Solomon, called before the Assembly Telecommunications and Utilities Committee to defend the diversion of funds by the Christie administration, argued there is still enough money in one of the funds to fully meet all of the state's clean energy obligations. He added that federal stimulus money might be able to fund plans to build clean-running power plants.
In trying to close an estimated $2 billion deficit in the current state budget, Gov. Chris Christie proposed last month tapping $158 million out of the state’s clean energy fund and diverting another $128 million out of the Retail Margin Fund. The moves sparked criticism from lawmakers and environmentalists who say it will siphon money away from projects that could create jobs and stimulate a green economy.

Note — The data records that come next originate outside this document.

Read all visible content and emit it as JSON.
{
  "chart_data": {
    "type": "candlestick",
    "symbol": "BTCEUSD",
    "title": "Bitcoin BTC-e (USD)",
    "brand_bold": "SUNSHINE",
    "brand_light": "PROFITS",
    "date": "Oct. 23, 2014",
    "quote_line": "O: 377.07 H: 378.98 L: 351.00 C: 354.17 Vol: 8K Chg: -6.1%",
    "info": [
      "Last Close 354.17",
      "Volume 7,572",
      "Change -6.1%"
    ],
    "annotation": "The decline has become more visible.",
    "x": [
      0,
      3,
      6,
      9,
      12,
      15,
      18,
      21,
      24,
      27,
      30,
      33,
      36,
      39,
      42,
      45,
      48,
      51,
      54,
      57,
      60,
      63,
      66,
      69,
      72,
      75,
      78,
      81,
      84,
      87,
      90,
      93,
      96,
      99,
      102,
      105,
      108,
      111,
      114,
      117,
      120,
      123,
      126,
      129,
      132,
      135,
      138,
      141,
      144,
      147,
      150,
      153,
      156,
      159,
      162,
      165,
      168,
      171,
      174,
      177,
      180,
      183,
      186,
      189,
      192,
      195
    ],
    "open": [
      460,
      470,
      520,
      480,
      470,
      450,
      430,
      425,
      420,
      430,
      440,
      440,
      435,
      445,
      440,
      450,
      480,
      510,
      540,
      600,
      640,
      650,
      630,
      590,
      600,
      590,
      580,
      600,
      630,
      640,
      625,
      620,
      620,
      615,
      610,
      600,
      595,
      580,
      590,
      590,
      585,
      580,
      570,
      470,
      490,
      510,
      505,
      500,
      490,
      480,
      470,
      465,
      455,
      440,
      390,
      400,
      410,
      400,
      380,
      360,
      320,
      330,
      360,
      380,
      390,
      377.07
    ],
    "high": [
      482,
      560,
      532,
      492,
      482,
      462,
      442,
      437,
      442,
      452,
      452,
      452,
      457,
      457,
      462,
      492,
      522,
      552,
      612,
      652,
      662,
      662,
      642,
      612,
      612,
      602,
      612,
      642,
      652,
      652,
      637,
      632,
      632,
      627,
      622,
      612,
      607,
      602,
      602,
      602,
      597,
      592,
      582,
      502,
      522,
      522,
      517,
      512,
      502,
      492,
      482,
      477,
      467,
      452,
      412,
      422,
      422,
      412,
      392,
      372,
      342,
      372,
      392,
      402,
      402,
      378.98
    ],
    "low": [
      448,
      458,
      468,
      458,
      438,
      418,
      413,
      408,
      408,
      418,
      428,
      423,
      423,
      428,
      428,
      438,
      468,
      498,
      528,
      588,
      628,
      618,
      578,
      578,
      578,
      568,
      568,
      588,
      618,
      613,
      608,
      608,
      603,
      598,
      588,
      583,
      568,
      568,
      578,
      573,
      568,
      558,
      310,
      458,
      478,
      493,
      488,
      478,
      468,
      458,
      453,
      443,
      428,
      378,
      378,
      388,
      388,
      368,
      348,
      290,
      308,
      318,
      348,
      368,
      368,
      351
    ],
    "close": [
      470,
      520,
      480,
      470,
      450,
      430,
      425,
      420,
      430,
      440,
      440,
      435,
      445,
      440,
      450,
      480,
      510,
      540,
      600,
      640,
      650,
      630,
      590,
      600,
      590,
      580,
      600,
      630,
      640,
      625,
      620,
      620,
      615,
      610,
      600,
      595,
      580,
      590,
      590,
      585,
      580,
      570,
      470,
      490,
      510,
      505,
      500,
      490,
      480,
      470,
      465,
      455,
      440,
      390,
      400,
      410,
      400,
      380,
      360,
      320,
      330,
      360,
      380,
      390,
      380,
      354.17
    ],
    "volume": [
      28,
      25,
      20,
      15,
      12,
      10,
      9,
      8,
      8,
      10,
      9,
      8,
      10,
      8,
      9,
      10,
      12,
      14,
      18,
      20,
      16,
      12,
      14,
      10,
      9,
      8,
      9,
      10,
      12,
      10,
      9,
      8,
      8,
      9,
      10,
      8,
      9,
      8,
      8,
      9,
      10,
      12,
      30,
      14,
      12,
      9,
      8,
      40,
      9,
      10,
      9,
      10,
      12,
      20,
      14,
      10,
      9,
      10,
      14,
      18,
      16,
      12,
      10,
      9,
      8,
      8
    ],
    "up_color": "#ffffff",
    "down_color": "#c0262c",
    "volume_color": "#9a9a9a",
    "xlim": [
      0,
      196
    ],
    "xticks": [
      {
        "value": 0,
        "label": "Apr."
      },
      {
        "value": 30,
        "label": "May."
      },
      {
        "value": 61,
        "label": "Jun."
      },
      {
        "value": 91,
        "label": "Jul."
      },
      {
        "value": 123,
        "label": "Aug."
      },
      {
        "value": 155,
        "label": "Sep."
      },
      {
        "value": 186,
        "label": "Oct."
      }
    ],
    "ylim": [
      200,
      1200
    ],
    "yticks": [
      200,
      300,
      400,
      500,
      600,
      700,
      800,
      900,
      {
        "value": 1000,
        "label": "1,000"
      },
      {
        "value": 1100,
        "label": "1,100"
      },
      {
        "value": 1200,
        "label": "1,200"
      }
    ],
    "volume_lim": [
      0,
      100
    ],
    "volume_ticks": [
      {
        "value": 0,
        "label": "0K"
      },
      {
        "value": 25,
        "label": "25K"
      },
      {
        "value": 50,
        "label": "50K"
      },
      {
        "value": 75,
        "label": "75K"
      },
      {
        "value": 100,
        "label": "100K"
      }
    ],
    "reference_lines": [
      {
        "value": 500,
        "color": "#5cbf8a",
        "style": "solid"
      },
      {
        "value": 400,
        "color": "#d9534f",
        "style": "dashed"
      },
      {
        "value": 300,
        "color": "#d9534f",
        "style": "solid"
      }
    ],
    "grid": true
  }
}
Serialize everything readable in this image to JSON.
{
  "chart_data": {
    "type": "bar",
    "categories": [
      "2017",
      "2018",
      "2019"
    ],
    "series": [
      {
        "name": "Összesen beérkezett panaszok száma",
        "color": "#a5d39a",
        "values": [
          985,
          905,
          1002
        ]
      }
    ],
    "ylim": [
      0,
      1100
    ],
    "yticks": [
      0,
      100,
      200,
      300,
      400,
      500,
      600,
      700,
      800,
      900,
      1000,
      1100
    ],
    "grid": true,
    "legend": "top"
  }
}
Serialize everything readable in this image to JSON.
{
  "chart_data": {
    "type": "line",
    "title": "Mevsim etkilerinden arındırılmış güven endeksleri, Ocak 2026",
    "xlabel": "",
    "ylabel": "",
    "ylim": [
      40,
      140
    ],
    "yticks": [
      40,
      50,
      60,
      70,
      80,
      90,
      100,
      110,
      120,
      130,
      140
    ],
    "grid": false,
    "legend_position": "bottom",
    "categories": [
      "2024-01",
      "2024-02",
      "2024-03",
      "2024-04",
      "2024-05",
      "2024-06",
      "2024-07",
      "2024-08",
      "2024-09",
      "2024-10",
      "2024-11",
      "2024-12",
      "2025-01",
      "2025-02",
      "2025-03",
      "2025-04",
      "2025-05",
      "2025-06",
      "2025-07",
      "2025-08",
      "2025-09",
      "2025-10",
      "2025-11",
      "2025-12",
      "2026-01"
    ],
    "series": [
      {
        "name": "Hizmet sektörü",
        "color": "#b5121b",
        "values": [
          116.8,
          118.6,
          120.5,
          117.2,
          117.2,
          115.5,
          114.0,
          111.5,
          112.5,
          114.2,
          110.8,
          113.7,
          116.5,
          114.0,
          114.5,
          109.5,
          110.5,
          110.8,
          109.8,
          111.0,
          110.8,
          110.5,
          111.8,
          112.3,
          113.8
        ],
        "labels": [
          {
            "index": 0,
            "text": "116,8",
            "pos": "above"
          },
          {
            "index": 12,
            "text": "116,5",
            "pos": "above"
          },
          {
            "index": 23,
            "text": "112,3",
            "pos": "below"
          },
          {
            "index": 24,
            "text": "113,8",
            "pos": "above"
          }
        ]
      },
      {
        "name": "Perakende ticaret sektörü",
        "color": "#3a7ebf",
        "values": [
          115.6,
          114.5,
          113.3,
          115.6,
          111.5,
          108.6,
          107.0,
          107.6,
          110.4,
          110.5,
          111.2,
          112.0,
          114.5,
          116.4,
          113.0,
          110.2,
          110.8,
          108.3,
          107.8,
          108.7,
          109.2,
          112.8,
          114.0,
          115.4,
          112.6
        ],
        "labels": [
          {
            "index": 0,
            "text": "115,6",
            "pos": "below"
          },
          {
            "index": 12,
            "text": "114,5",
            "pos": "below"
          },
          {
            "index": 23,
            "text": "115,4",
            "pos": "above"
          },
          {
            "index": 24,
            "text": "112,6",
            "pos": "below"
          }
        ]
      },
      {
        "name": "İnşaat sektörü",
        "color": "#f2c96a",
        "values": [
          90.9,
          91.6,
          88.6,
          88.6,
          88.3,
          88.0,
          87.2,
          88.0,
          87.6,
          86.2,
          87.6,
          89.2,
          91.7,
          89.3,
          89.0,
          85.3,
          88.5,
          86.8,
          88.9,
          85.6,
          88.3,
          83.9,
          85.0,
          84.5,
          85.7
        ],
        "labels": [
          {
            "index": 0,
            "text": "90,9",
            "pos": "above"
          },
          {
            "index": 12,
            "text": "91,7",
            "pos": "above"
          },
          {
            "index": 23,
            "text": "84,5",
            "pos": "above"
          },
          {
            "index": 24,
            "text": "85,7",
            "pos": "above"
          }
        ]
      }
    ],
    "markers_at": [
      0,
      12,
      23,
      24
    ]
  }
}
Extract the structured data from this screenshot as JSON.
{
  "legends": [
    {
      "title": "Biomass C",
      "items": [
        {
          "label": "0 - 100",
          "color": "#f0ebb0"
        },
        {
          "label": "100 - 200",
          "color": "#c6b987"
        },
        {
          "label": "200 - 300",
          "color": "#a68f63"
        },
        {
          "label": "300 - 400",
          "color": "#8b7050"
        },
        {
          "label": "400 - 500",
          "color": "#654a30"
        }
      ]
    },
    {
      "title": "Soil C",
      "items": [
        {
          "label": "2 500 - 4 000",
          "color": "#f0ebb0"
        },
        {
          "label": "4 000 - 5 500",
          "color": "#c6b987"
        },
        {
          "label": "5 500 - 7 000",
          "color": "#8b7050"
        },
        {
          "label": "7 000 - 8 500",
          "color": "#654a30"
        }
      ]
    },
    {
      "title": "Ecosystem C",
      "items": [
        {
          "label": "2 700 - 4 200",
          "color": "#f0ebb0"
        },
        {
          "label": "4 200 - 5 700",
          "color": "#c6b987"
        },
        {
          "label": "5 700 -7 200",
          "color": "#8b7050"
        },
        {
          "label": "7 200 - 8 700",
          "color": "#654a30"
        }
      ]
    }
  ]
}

In reviewing the clean energy program, Solomon, said staff assured him there is still enough money in the fund to "satisfy each and every obligation that is out there or is planned." The fund, created by lawmakers when the state deregulated the energy industry a decade ago, raises about $20 million every month from gas and electric customers from a surcharge on their bills.
The clean energy fund helps finance energy conservation projects and renewable energy projects, particularly installing solar energy units on homes and businesses. It is critical to New Jersey's policy goals of reducing energy consumption in the state by 20 percent by 2020 and having cleaner sources of power, such as solar and wind projects, account for 30 percent of the electricity used by customers in 2020.
As for the Retail Margin Fund, Solomon said the state might be able to tap into $73 million in unused federal stimulus money to help finance the construction of 22 cogeneration plants, which produce both steam and electricity simultaneously. Last year, the legislature approved a bill appropriating $60 million from the fund to help build these plants, financed by a surcharge on businesses that do not shop around for new electricity suppliers.
The state has reviewed and found 22 applications to build such power plants worthy of state assistance, Solomon said. The projects would require about $48 million in assistance to move forward, he said.
Assemblyman Upendra Chivukula, the Democratic chairman of the committee, was not satisfied by the explanation, calling the diversion of funds "disheartening. It is going to impact a lot of businesses and it is going to impact a lot of jobs," he said.
Environmentalists agreed. "When you take money away from these funds, it is going to affect a lot of jobs in New Jersey," said Jeff Tittel, a lobbyist for the Sierra Club of New Jersey. "It is really a new kind of tax."
Sara Bluhm, a lobbyist for the New Jersey Business and Industry Association, told the committee it should look at both of the two funds in question and determine whether they need to raise as much money as they currently do in light of the state’s fiscal problems and high costs of utility bills in New Jersey.